Winner announced in Pellet Stove Design Challenge
A German-designed Wittus pellet stove has been named winner of the third Pellet Stove Design Challenge, an event coordinated by the Alliance for Green Heat and this year hosted by the U.S. DOE’s Brookhaven National Lab.
The competition, held April 6-8 in Upton, New York, was the third Stove Design Challenge aimed at promoting innovation in wood and pellet heating and helping consumers reduce fossil fuel heating with appliances that burn cleaner and more efficiently than average stoves.
The Wittus Pellwood, distributed by a New York cmpany, is an innovative prototype that can burn both pellets and cordwood, achieving very low emissions of less than half a gram per hour, according to John Ackerly, president of the Alliance for Green Heat.
A stove made by Seraph Industries, the smallest U.S. pellet stove manufacture, won second place, consistently burning under 1 gram per hour, and has innovative features to help and encourage the consumer to keep the stove operating well.
Brookhaven National Lab conducted extensive testing of the competition stoves and intends to share the data with the U.S. EPA, the industry and other stakeholders about the strengths and weaknesses of testing protocols. According to contest rules, each participating stove was tested three times in order to determine wither the stove operated consistently, or whether it was testing protocol that may have led to variable results.
John Ackerly, president for the Alliance for Green Heat, told Biomass Magazine that the main goal of the competition is to explore the overall potential of the technology. “Many people think they know what a wood stove or a pellet stove is,” he says. “We want to challenge them to think of the technology in new ways, and not to see stoves as a static technology. We want to challenge the perceptions of consumers, but equally important is the renewable energy community and policymakers who steer that community.”

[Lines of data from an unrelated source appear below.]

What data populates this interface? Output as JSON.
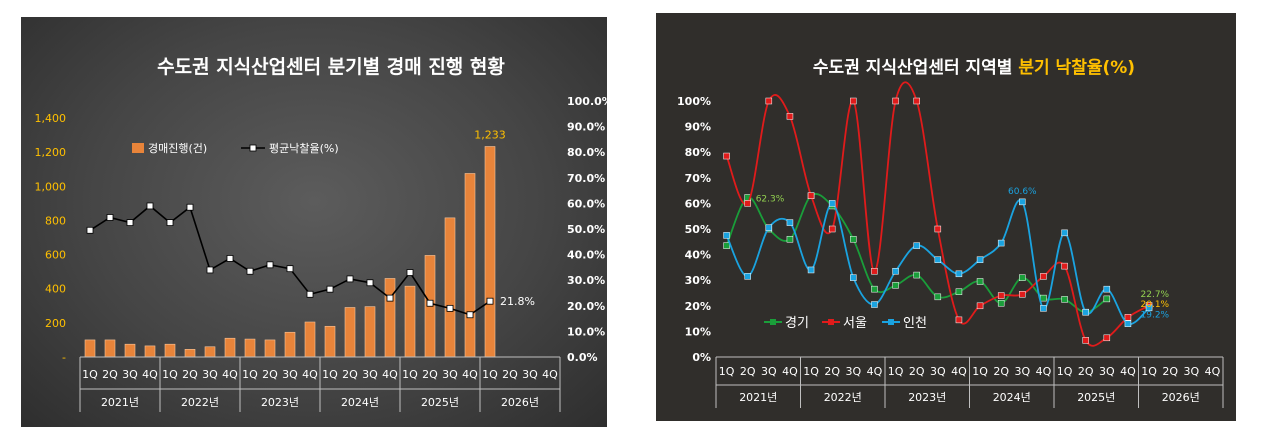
{
  "chart_data": [
    {
      "type": "bar",
      "title": "수도권 지식산업센터 분기별 경매 진행 현황",
      "categories": [
        "1Q",
        "2Q",
        "3Q",
        "4Q",
        "1Q",
        "2Q",
        "3Q",
        "4Q",
        "1Q",
        "2Q",
        "3Q",
        "4Q",
        "1Q",
        "2Q",
        "3Q",
        "4Q",
        "1Q",
        "2Q",
        "3Q",
        "4Q",
        "1Q",
        "2Q",
        "3Q",
        "4Q"
      ],
      "year_groups": [
        "2021년",
        "2022년",
        "2023년",
        "2024년",
        "2025년",
        "2026년"
      ],
      "y_ticks": [
        "-",
        "200",
        "400",
        "600",
        "800",
        "1,000",
        "1,200",
        "1,400"
      ],
      "y2_ticks": [
        "0.0%",
        "10.0%",
        "20.0%",
        "30.0%",
        "40.0%",
        "50.0%",
        "60.0%",
        "70.0%",
        "80.0%",
        "90.0%",
        "100.0%"
      ],
      "ylim": [
        0,
        1400
      ],
      "y2lim": [
        0,
        100
      ],
      "series": [
        {
          "name": "경매진행(건)",
          "kind": "bar",
          "axis": "left",
          "color": "#e8843a",
          "values": [
            100,
            100,
            75,
            65,
            75,
            45,
            60,
            110,
            105,
            100,
            145,
            205,
            180,
            290,
            295,
            460,
            415,
            595,
            815,
            1075,
            1233,
            null,
            null,
            null
          ]
        },
        {
          "name": "평균낙찰율(%)",
          "kind": "line",
          "axis": "right",
          "color": "#000000",
          "values": [
            49.5,
            54.5,
            52.5,
            59,
            52.5,
            58.5,
            34,
            38.5,
            33.5,
            36,
            34.5,
            24.5,
            26.5,
            30.5,
            29,
            23,
            33,
            21,
            19,
            16.5,
            21.8,
            null,
            null,
            null
          ]
        }
      ],
      "labels": {
        "bar_last": "1,233",
        "line_last": "21.8%"
      },
      "legend_position": "top-left"
    },
    {
      "type": "line",
      "title_main": "수도권 지식산업센터 지역별 ",
      "title_highlight": "분기 낙찰율(%)",
      "categories": [
        "1Q",
        "2Q",
        "3Q",
        "4Q",
        "1Q",
        "2Q",
        "3Q",
        "4Q",
        "1Q",
        "2Q",
        "3Q",
        "4Q",
        "1Q",
        "2Q",
        "3Q",
        "4Q",
        "1Q",
        "2Q",
        "3Q",
        "4Q",
        "1Q",
        "2Q",
        "3Q",
        "4Q"
      ],
      "year_groups": [
        "2021년",
        "2022년",
        "2023년",
        "2024년",
        "2025년",
        "2026년"
      ],
      "y_ticks": [
        "0%",
        "10%",
        "20%",
        "30%",
        "40%",
        "50%",
        "60%",
        "70%",
        "80%",
        "90%",
        "100%"
      ],
      "ylim": [
        0,
        100
      ],
      "series": [
        {
          "name": "경기",
          "color": "#1a9e3a",
          "values": [
            43.5,
            62.3,
            50,
            46,
            63,
            59,
            46,
            26.5,
            28,
            32,
            23.5,
            25.5,
            29.5,
            21,
            31,
            23,
            22.5,
            17.5,
            22.7,
            null,
            null,
            null,
            null,
            null
          ]
        },
        {
          "name": "서울",
          "color": "#e01b1b",
          "values": [
            78.5,
            60,
            100,
            94,
            63,
            50,
            100,
            33.5,
            100,
            100,
            50,
            14.5,
            20,
            24,
            24.5,
            31.5,
            35.5,
            6.5,
            7.5,
            15.5,
            20.1,
            null,
            null,
            null
          ]
        },
        {
          "name": "인천",
          "color": "#1aa3e0",
          "values": [
            47.5,
            31.5,
            50.5,
            52.5,
            34,
            60,
            31,
            20.5,
            33.5,
            43.5,
            38,
            32.5,
            38,
            44.5,
            60.6,
            19,
            48.5,
            17.5,
            26.5,
            13,
            19.2,
            null,
            null,
            null
          ]
        }
      ],
      "labels": {
        "gyeonggi_peak": "62.3%",
        "incheon_peak": "60.6%",
        "gyeonggi_last": "22.7%",
        "seoul_last": "20.1%",
        "incheon_last": "19.2%"
      },
      "legend_position": "bottom-left"
    }
  ]
}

A diverse range of competitors participate in the event, according to Acklery. “We always like to have a healthy mix of backyard inventors, student teams and established companies, and we had all that this year,” he says. “The biggest surprise was probably Steven Spevak's gravity-fed pellet stove that can be made with a welding torch and a few hundred dollars. He ignored all the designs of conventional pellet stoves and came up with a whole new concept that is simple and ultra-efficient.”

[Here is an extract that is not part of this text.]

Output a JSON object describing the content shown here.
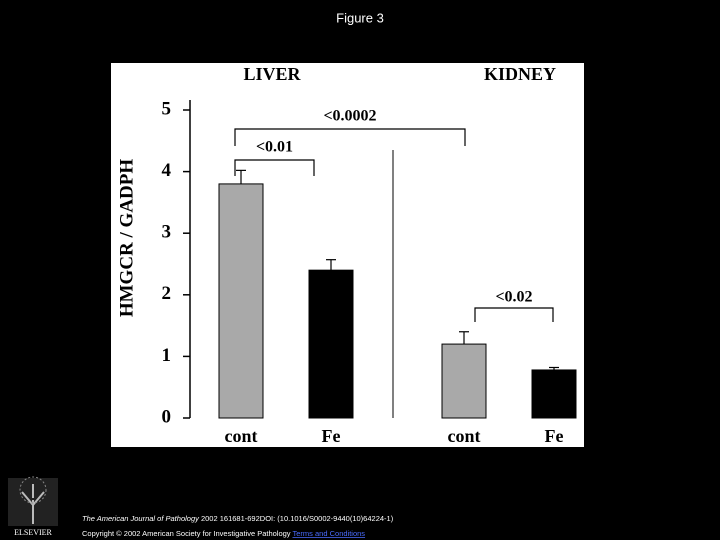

The “grandfather of pellet stoves in the U.S.,” Jerry Whitfield, recently said that pellet stove has stagnated, Ackerly added. “In 20 years, stoves have not become cleaner or more efficient. None of the big pellet stove manufacturers will even release their actual efficiency numbers. This is not a recipe for pellet stoves to become much more accepted by consumers and incentive programs.”
The Pellet Stove Design Challenge was funded mainly by the New York State Energy Research and Development Authority, and other partners include the U.S. Forest Service, Brookhaven National Lab, state agencies from Massachusetts and Washington, and experts from Clarkson University, the Masonry Heater Association and the Osprey Foundation.
The Alliance for Green Heat is exploring a return to advanced cord wood stove technology and bring the event to the National Mall in Washington, D.C., in 2017, as it did in 2013.